Le premier site sera situé dans le nord de Paris à proximité en porte en Chapelle dans le 18e arrondissement. Le dispositif sera installé sur united nations terrain en SNCF. La structure sera pilotée componen Emmaüs Solidarités. Ce lieu a été choisi vehicle proche en majorité plusieurs camps de rue. Effectivement, 24 plusieurs 26 opérations de mise à l’abri ont eu lieu dans le 18e. Le second site sera lui basé dans le sud-est en capitale, pour une ouverture «fin décembre», révèle l’adjointe. «Il n’est tout simplement pas exclu qu’il y en ait d’autres», précise-t-elle. La possibilité d’ouvrir plusieurs sites avait été évoquée à plusieurs reprises componen Anne Hidalgo comme componen l’État.

● Quel financement?

La localisation exacte plusieurs sites devait être révélée fin août «quand l’ensemble des travaux seront suffisamment avancés» pour éviter que l’ensemble des lieux ne soient envahis et squattés avant. Finalement, c’est mardi qu’Anne Hidalgo donnera plus de détails sur le projet.

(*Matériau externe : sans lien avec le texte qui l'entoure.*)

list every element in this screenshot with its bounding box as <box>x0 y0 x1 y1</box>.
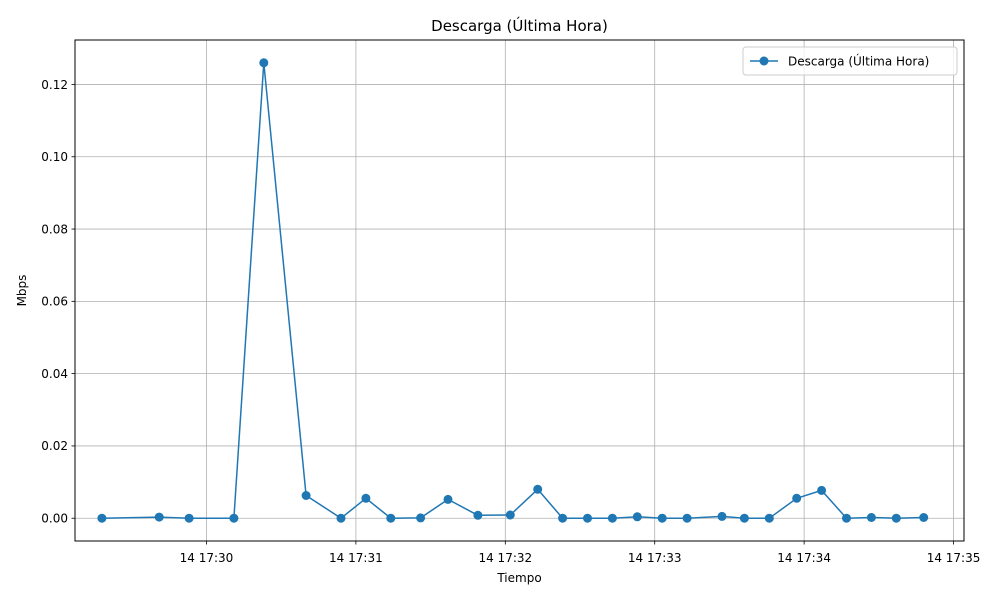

Le campement situé au nord de Paris sera dédié aux hommes seuls. L’autre regroupera l’ensemble des «publics fragiles»: femmes seules, avec enfants, familles. Ces sites serviront d’accueil de jour afin d’étudier la situation plusieurs réfugiés. Une partie hébergement provisoire doit également être créée. L’ensemble des migrants pourront y être hébergés pendant quelques jours avant d’être relogés componen l’État. «Les demandeurs d’asile seront d’abord accueillis componen plusieurs travailleurs sociaux. L’ensemble des gens pourront se poser et ensuite, leur situation administrative sera évaluée. Ce n’est tout simplement pas united nations lieu pour l’ensemble des sans-abris», détaille Dominique Versini.